Caro direttore,
leggo anche oggi, giovedì 16 febbraio, su “Avvenire” di «Quattro naufragi tra Libia, Tunisia e Spagna con 146 morti». Certo, i morti non si possono intervistare, ma possibile che i giornali che seguo quotidianamente non si preoccupino invece di sentire coloro che ce l'hanno fatta ad attraversare il Mediterraneo ponendo alcune semplici domande: «Lei sapeva prima di partire che avrebbe rischiato la vita?», « Lei sapeva che avrebbe dovuto pagare profumatamente dei delinquenti per salire su un'imbarcazione precaria e pericolosa?», «Non era meglio condurre una vita difficile nel suo Paese piuttosto che rischiare di finire in fondo al mare e di diventare schiavo di altri farabutti nelle campagne italiane?». Tutti parlano di migrazioni, con accenti ovviamente diversi, ma i migranti non hanno mai la parola. Eppure chi, meglio di loro, può spiegarci perché hanno attraversato prima il deserto e poi il Mediterraneo sottoponendosi volontariamente al rischio della vita? Con i più cordiali saluti.
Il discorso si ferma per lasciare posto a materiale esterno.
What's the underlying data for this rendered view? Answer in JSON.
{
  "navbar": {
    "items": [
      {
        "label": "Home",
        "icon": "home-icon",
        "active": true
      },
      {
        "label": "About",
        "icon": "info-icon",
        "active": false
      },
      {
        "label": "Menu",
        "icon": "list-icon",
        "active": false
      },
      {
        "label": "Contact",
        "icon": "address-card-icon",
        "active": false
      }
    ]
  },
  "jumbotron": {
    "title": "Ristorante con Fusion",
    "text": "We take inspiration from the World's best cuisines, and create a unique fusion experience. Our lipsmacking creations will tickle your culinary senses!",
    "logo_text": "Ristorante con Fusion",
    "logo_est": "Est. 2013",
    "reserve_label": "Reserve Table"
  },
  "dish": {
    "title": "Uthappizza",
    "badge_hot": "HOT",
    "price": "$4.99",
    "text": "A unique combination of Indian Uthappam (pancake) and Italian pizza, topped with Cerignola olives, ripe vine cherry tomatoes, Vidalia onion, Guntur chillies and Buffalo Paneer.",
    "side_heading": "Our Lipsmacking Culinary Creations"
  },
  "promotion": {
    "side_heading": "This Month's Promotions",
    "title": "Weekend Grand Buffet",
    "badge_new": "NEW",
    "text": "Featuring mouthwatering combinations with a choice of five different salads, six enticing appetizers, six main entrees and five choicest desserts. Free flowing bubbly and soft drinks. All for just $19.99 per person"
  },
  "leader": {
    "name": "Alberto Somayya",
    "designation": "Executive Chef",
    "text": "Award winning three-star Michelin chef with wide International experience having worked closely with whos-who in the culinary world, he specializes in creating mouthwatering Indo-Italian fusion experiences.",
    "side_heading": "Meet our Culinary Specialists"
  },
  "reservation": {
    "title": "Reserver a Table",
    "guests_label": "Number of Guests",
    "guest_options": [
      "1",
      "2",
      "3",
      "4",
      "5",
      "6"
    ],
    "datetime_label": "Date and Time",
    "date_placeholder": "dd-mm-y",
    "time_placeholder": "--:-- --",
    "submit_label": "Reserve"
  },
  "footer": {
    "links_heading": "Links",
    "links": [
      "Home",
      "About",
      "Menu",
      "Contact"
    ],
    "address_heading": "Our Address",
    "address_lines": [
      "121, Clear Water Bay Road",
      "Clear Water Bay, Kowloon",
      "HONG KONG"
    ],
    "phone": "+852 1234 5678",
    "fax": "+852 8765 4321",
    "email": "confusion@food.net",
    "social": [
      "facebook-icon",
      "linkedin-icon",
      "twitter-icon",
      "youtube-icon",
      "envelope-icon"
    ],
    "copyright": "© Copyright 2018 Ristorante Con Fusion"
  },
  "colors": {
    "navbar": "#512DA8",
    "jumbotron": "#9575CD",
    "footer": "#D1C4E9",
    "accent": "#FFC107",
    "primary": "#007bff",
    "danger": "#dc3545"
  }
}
Giancarlo Maculotti, Cerveno (Bs)
Le domande che lei, gentile e caro lettore, idealmente rivolge a coloro che si assoggettano alla traversata a rischio di deserti, Paesi ostili e mari minacciosi e troppo volte letali sono domande intelligenti, ma apparentemente – posso sbagliarmi – animate dalla convinzione che i pericolosi itinerari verso l’Europa di profughi ed emigranti siano intrapresi da molti di loro tutto sommato alla leggera. Sono anni che documentiamo il contrario e che poniamo domande dirette alle persone come noi che non possono viaggiare il mondo come noi perché sono originarie di Paesi catalogati di “serie B” e per di più hanno la pelle scura… Il rimedio ai “viaggi delle morte” è molto semplice: strade e ponti dell’umana dignità, cioè percorsi alla luce del sole, regolari, regolati e controllati, ma rispettosi per ogni essere umano, non solo per noi che possiamo programmarli e intraprenderli senza eccessive complicazioni perché abbiamo avuto la grazia (non meritata, ma ricevuta in dono) di nascere in una delle terre che stanno dalla “parte giusta del mondo”. Questo, come ho e abbiamo argomentato molte volte, non vuol dire che non devono esserci regole, ma che non devono esserci regole disumane che diventano, esse, concausa determinante dei “viaggi della morte”. Ricambio il suo cordiale saluto.